Prestation compensatoire : Prise en compte des sommes perçues au titre d'un accident ou d'un handicap

Le Conseil constitutionnel a jugé contraire à la Constitution l'article 272 du code civil qui ne permet pas au juge de prendre « en considération les sommes versées au titre de la réparation des accidents du travail et les sommes versées au titre du droit à compensation d'un handicap » pour la fixation de la prestation compensatoire lors du prononcé du divorce.

Les dispositions litigieuses, telles qu'interprétées par la Cour de cassation, excluent effectivement du calcul de la prestation compensatoire les sommes versées au titre de la réparation des accidents du travail et du droit à compensation d'un handicap mais non les sommes versées au titre des pensions militaires d'invaliditéCiv. 1re, 9 nov. 2011, n° 10-15381, Bull. civ. I, n° 197. et l'auteur de la question prioritaire de constitutionnalité (QPC) soutenait donc qu'il y avait violation du principe d'égalité devant la loi. Le ConseilCons. constit., 2 juin 2014, n° 2014-398 QPC, Alain D. a en outre soulevé d'office le grief tiré de ce que « en interdisant à la juridiction de prendre en considération, pour le calcul de la prestation compensatoire, les sommes versées au titre de la réparation d'un accident ou de la compensation d'un handicap, alors que l'article 271 du code civil fait obligation à cette même juridiction de prendre en considération l'état de santé des époux, les dispositions contestées porteraient atteinte à l'égalité des époux devant la loi »
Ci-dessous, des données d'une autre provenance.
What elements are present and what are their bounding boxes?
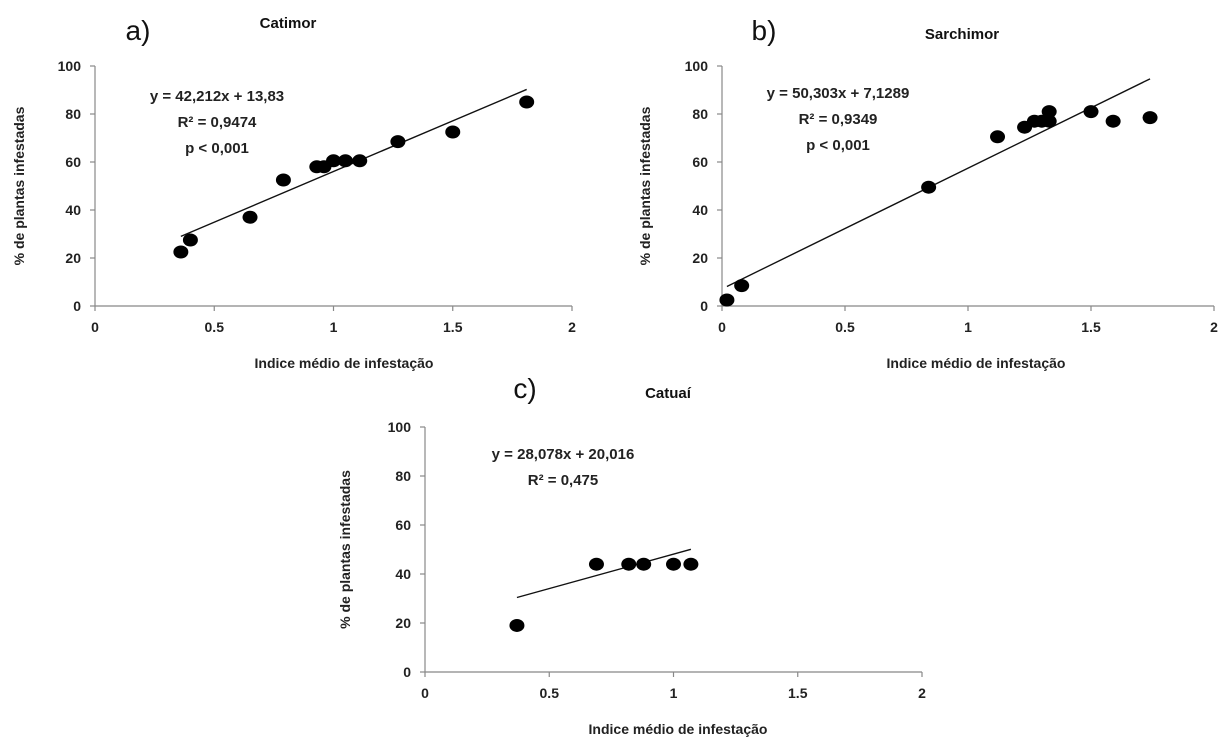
- panel-label: b): [752, 15, 777, 46]
- x-tick-label: 2: [918, 685, 926, 701]
- y-tick-label: 20: [395, 615, 411, 631]
- x-tick-label: 0.5: [835, 319, 855, 335]
- y-tick-label: 0: [403, 664, 411, 680]
- x-tick-label: 0: [718, 319, 726, 335]
- y-tick-label: 80: [395, 468, 411, 484]
- data-point: [326, 154, 341, 168]
- chart-panel-0: a) Catimor 0 20 40 60 80 100 0 0.5 1 1.5 2 Indice méd…: [11, 15, 576, 371]
- y-tick-label: 100: [58, 58, 82, 74]
- chart-title: Sarchimor: [925, 26, 999, 43]
- x-tick-label: 1: [964, 319, 972, 335]
- regression-annotation: y = 28,078x + 20,016: [492, 446, 635, 463]
- data-point: [683, 557, 699, 571]
- y-tick-label: 100: [685, 58, 709, 74]
- regression-annotation: p < 0,001: [806, 137, 870, 154]
- data-point: [1083, 105, 1099, 119]
- regression-annotation: R² = 0,9474: [178, 114, 257, 131]
- data-point: [182, 233, 198, 247]
- panel-label: c): [513, 373, 536, 404]
- trend-line: [726, 78, 1151, 288]
- y-tick-label: 60: [65, 154, 81, 170]
- data-point: [390, 135, 406, 149]
- y-tick-label: 60: [692, 154, 708, 170]
- data-point: [621, 557, 637, 571]
- data-point: [588, 557, 604, 571]
- y-tick-label: 100: [388, 419, 412, 435]
- regression-annotation: R² = 0,9349: [799, 111, 878, 128]
- data-point: [1142, 111, 1158, 125]
- data-point: [666, 557, 681, 571]
- y-tick-label: 40: [395, 566, 411, 582]
- y-tick-label: 80: [692, 106, 708, 122]
- y-axis-label: % de plantas infestadas: [637, 106, 653, 265]
- data-point: [275, 173, 291, 187]
- x-tick-label: 0: [421, 685, 429, 701]
- regression-annotation: y = 50,303x + 7,1289: [767, 85, 910, 102]
- data-point: [242, 210, 258, 224]
- data-point: [509, 618, 525, 632]
- y-tick-label: 40: [65, 202, 81, 218]
- x-tick-label: 1: [670, 685, 678, 701]
- data-point: [719, 293, 735, 307]
- data-point: [636, 557, 652, 571]
- data-point: [921, 180, 937, 194]
- data-point: [445, 125, 461, 139]
- trend-line: [516, 548, 692, 599]
- data-point: [1105, 114, 1121, 128]
- x-tick-label: 2: [568, 319, 576, 335]
- x-tick-label: 0: [91, 319, 99, 335]
- y-axis-label: % de plantas infestadas: [337, 470, 353, 629]
- x-tick-label: 1.5: [788, 685, 808, 701]
- x-tick-label: 2: [1210, 319, 1218, 335]
- data-point: [352, 154, 368, 168]
- y-tick-label: 0: [73, 298, 81, 314]
- chart-panel-2: c) Catuaí 0 20 40 60 80 100 0 0.5 1 1.5 2 Indice médi…: [337, 373, 926, 737]
- y-tick-label: 0: [700, 298, 708, 314]
- y-axis-label: % de plantas infestadas: [11, 106, 27, 265]
- x-tick-label: 1.5: [443, 319, 463, 335]
- data-point: [173, 245, 189, 259]
- regression-annotation: y = 42,212x + 13,83: [150, 88, 284, 105]
- x-axis-label: Indice médio de infestação: [887, 355, 1066, 371]
- chart-panel-1: b) Sarchimor 0 20 40 60 80 100 0 0.5 1 1.5 2 Indice m…: [637, 15, 1218, 371]
- data-point: [1041, 114, 1057, 128]
- y-tick-label: 20: [692, 250, 708, 266]
- x-tick-label: 0.5: [540, 685, 560, 701]
- x-axis-label: Indice médio de infestação: [255, 355, 434, 371]
- chart-title: Catimor: [260, 15, 317, 32]
- regression-annotation: R² = 0,475: [528, 472, 598, 489]
- x-tick-label: 1.5: [1081, 319, 1101, 335]
- y-tick-label: 80: [65, 106, 81, 122]
- x-tick-label: 0.5: [205, 319, 225, 335]
- data-point: [337, 154, 353, 168]
- data-point: [734, 279, 750, 293]
- y-tick-label: 60: [395, 517, 411, 533]
- data-point: [1041, 105, 1057, 119]
- panel-label: a): [126, 15, 151, 46]
- x-tick-label: 1: [330, 319, 338, 335]
- regression-annotation: p < 0,001: [185, 140, 249, 157]
- x-axis-label: Indice médio de infestação: [589, 721, 768, 737]
- data-point: [990, 130, 1006, 144]
- chart-title: Catuaí: [645, 385, 692, 402]
- y-tick-label: 20: [65, 250, 81, 266]
- y-tick-label: 40: [692, 202, 708, 218]
- data-point: [519, 95, 535, 109]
L'article 270 du code civil, rappellent les Sages, a pour objet « de compenser, autant qu'il est possible, la disparité que la rupture du mariage crée dans les conditions de vie respectives des époux » et selon l'article 271, la prestation compensatoire est fixée selon les besoins de l'époux à qui elle est versée et les ressources de l'autre en tenant compte de la situation au moment du divorce et de l'évolution de celle-ci dans un avenir prévisible, en tenant compte notamment de « la durée du mariage, de l'âge et l'état de santé des époux, de leur qualification et leur situation professionnelles, des conséquences des choix professionnels faits par l'un des époux pendant la vie commune pour l'éducation des enfants et du temps qu'il faudra encore y consacrer ou pour favoriser la carrière de son conjoint au détriment de la sienne, du patrimoine estimé ou prévisible des époux, tant en capital qu'en revenu, après la liquidation du régime matrimonial, de leurs droits existants et prévisibles et de leur situation respective en matière de pensions de retraite ».
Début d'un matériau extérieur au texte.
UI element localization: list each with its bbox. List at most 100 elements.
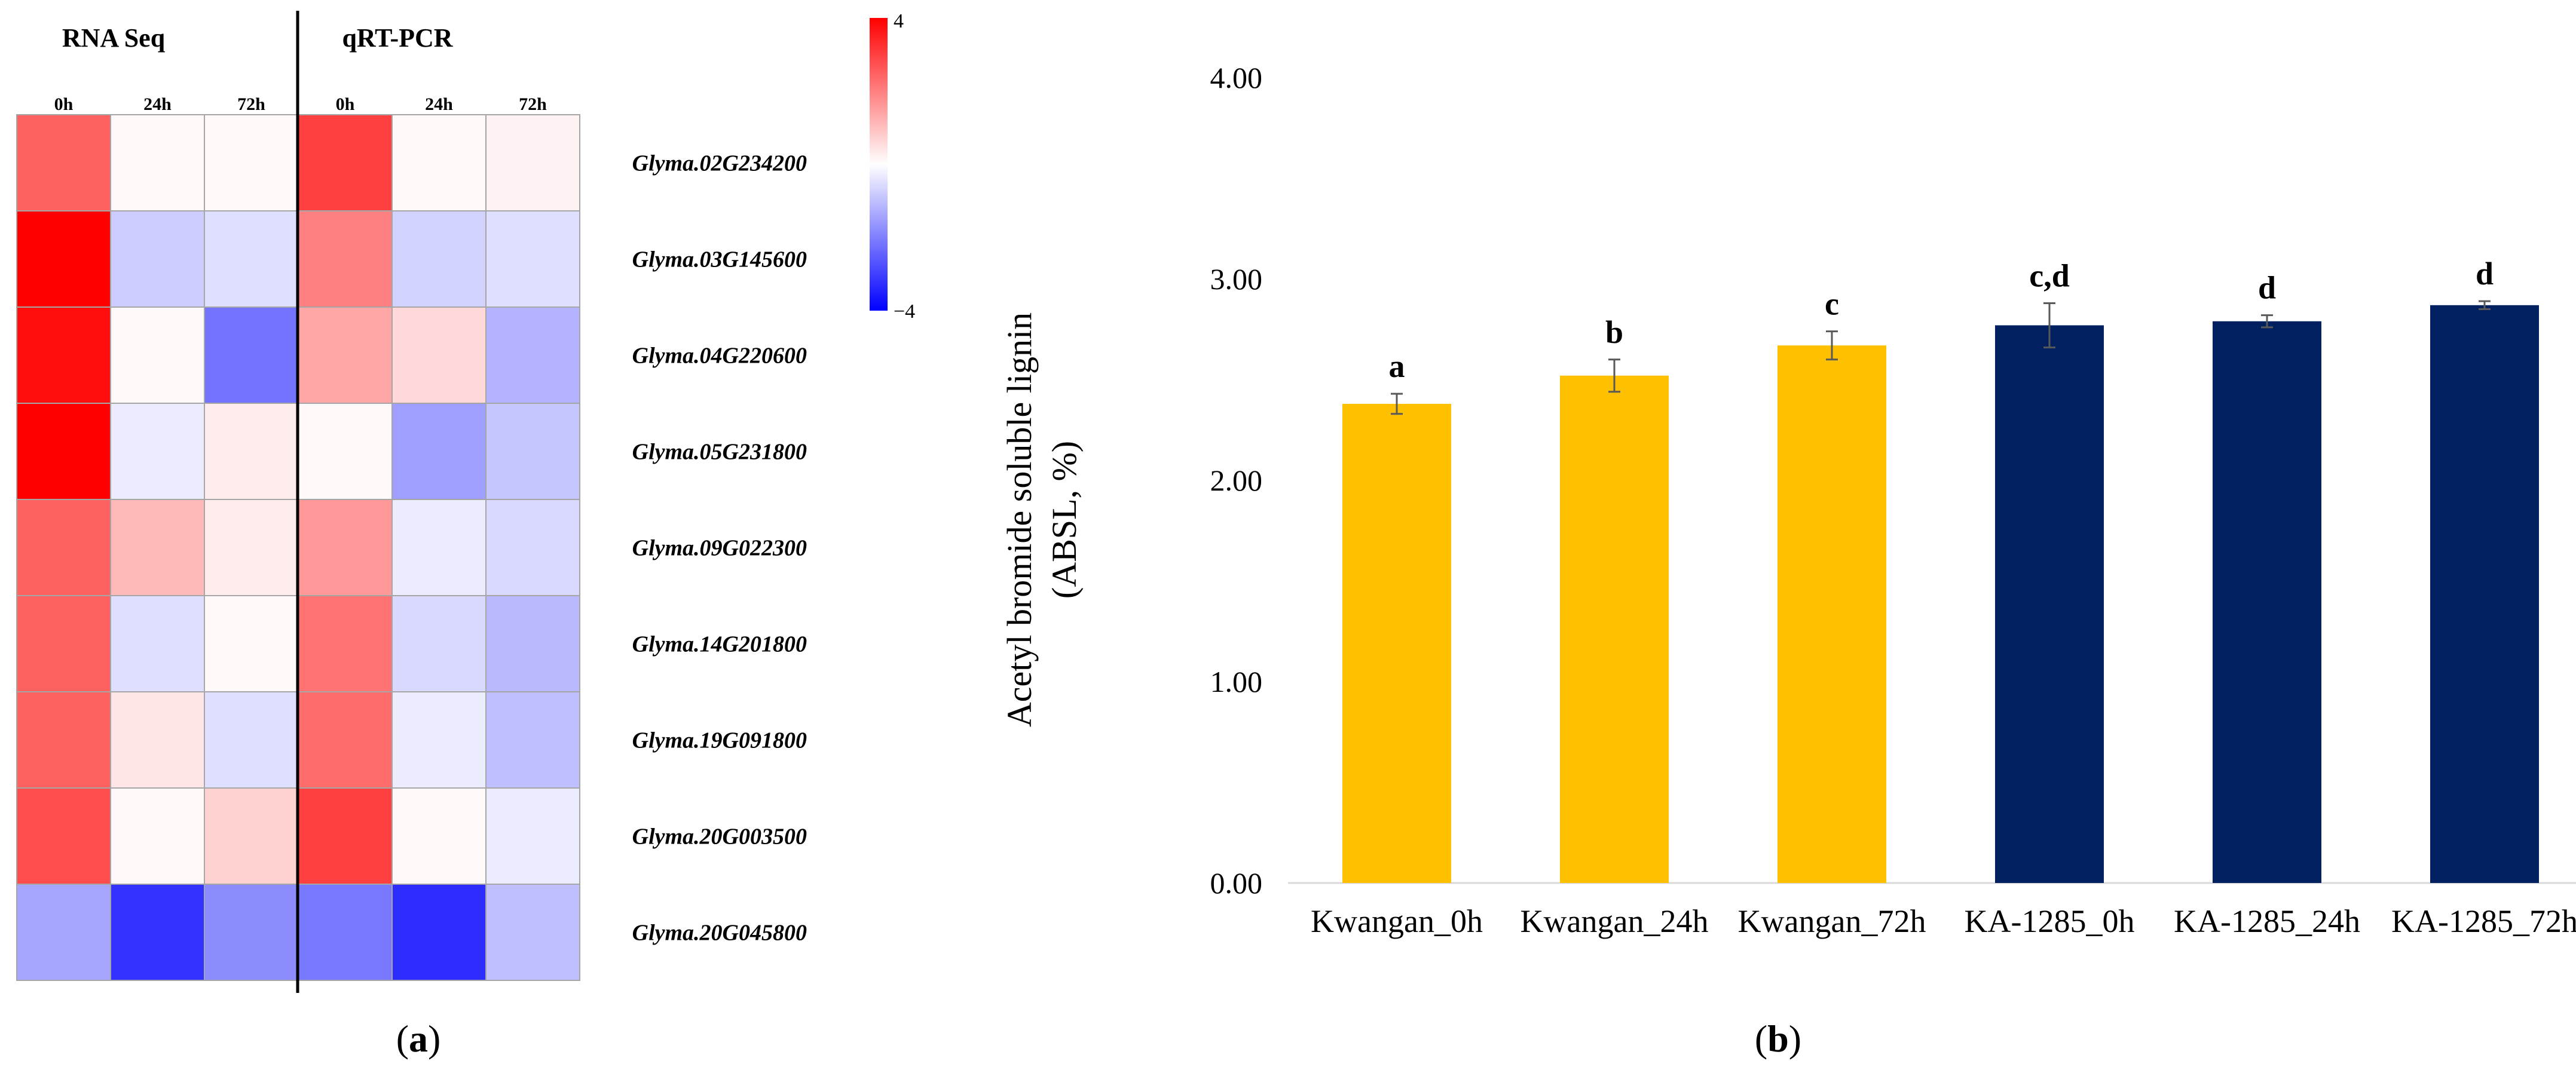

Pour le Conseil, le législateur a entendu impartir au juge « de tenir compte, au cas par cas, de la situation globale de chacun des époux, au regard notamment de leurs ressources, de leur patrimoine, de leur état de santé et de leurs conditions de vie respectifs » et les dispositions du second alinéa de l'article 272 du code civil qui interdisent au juge de prendre en considération, dans la détermination des besoins et des ressources des époux, les sommes versées à l'un d'eux au titre de la réparation d'un accident du travail ou au titre de la compensation d'un handicap sont dès lors contraires à la Constitution puisqu'elles excluent des éléments retenus pour le calcul de la prestation compensatoire les sommes versées au titre de la réparation des accidents du travail qui « compensent, au moins en partie, une perte de revenu » alors que toutes les autres prestations, est-il souligné, « sont prises en considération dès lors qu'elles assurent un revenu de substitution ».
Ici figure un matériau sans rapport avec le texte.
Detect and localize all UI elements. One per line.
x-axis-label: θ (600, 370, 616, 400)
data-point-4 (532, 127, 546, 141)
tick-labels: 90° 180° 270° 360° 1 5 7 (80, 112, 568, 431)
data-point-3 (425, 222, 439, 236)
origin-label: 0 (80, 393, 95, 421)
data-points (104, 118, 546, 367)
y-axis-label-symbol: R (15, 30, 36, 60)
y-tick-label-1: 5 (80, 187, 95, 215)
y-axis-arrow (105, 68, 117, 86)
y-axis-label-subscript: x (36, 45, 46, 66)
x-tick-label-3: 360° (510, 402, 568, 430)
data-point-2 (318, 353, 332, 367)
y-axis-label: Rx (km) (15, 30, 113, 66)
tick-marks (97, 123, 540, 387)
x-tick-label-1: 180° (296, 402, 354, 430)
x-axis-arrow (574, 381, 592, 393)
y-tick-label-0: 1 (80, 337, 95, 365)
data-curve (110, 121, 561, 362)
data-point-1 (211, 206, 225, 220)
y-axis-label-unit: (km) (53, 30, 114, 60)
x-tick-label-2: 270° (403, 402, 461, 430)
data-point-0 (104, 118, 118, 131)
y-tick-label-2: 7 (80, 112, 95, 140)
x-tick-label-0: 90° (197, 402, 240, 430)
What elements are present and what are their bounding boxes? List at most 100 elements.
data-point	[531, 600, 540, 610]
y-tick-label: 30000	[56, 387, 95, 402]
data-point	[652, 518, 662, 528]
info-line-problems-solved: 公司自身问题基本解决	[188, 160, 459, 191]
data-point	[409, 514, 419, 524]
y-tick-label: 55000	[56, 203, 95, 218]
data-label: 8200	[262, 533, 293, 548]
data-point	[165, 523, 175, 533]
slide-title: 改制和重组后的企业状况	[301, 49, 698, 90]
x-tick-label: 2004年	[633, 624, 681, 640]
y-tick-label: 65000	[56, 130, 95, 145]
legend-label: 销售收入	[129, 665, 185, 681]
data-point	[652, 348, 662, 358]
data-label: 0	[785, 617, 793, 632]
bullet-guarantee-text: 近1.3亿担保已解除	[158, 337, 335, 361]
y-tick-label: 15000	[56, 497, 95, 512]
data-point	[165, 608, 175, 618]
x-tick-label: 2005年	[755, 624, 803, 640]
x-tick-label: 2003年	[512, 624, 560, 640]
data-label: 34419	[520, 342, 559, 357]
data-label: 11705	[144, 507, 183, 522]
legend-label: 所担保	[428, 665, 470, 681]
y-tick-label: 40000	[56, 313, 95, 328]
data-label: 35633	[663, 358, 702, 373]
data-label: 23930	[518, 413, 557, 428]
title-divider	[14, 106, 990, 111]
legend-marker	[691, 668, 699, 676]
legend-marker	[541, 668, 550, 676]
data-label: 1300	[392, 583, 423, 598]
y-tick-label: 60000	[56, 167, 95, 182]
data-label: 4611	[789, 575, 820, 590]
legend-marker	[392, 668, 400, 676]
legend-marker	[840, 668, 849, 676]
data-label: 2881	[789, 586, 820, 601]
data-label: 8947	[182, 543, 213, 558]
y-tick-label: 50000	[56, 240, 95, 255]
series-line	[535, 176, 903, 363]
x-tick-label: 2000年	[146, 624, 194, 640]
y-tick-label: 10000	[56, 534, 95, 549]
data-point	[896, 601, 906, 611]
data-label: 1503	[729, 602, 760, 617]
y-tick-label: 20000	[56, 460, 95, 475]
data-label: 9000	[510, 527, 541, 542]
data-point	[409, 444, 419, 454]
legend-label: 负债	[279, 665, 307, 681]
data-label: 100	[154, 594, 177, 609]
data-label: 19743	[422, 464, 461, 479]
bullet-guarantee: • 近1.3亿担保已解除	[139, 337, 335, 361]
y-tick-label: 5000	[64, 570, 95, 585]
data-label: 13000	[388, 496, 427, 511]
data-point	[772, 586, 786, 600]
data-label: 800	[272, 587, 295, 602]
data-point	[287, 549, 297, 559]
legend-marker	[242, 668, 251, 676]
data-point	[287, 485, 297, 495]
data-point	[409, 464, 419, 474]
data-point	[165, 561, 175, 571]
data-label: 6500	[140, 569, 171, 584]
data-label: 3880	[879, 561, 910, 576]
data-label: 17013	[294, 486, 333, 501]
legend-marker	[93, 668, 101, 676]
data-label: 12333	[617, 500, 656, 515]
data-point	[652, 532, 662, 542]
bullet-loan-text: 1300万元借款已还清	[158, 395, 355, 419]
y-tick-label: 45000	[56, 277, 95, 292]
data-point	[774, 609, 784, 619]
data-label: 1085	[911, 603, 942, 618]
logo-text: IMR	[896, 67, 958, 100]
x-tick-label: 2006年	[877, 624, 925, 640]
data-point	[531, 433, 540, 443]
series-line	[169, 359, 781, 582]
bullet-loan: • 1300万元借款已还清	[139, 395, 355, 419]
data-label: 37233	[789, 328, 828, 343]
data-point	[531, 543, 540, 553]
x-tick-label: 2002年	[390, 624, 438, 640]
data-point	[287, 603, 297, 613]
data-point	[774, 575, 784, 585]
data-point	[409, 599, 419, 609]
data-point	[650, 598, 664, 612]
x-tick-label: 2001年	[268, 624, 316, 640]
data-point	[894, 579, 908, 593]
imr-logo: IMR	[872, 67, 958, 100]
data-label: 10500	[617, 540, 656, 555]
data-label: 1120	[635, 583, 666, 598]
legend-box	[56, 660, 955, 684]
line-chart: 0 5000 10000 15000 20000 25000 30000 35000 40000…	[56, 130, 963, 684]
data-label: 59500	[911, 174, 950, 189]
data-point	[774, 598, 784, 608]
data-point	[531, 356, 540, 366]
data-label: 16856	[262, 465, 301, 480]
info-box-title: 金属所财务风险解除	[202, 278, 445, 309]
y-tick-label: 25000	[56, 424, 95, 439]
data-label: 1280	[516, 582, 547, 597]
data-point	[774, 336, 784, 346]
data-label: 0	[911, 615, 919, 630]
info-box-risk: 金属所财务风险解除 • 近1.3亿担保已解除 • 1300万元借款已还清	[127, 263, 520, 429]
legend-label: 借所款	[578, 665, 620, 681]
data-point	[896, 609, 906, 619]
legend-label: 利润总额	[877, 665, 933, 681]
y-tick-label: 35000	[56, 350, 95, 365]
Et en excluant la prise en considération des sommes versées au titre de la compensation du handicap dans la détermination des besoins et ressources, les dispositions contestées ont pour effet d'empêcher le juge « d'apprécier l'ensemble des besoins des époux, et notamment des charges liées à leur état de santé », jugent les Sages pour déclarer ces dispositions inconstitutionnelles.

Cette abrogation prend effet à compter de la publication de la décision et elle est applicable à toutes les affaires non jugées définitivement à cette date mais les prestations compensatoires fixées par des décisions définitives en application des dispositions déclarées contraires à la Constitution ne peuvent être remises en cause sur le fondement de cette inconstitutionnalité.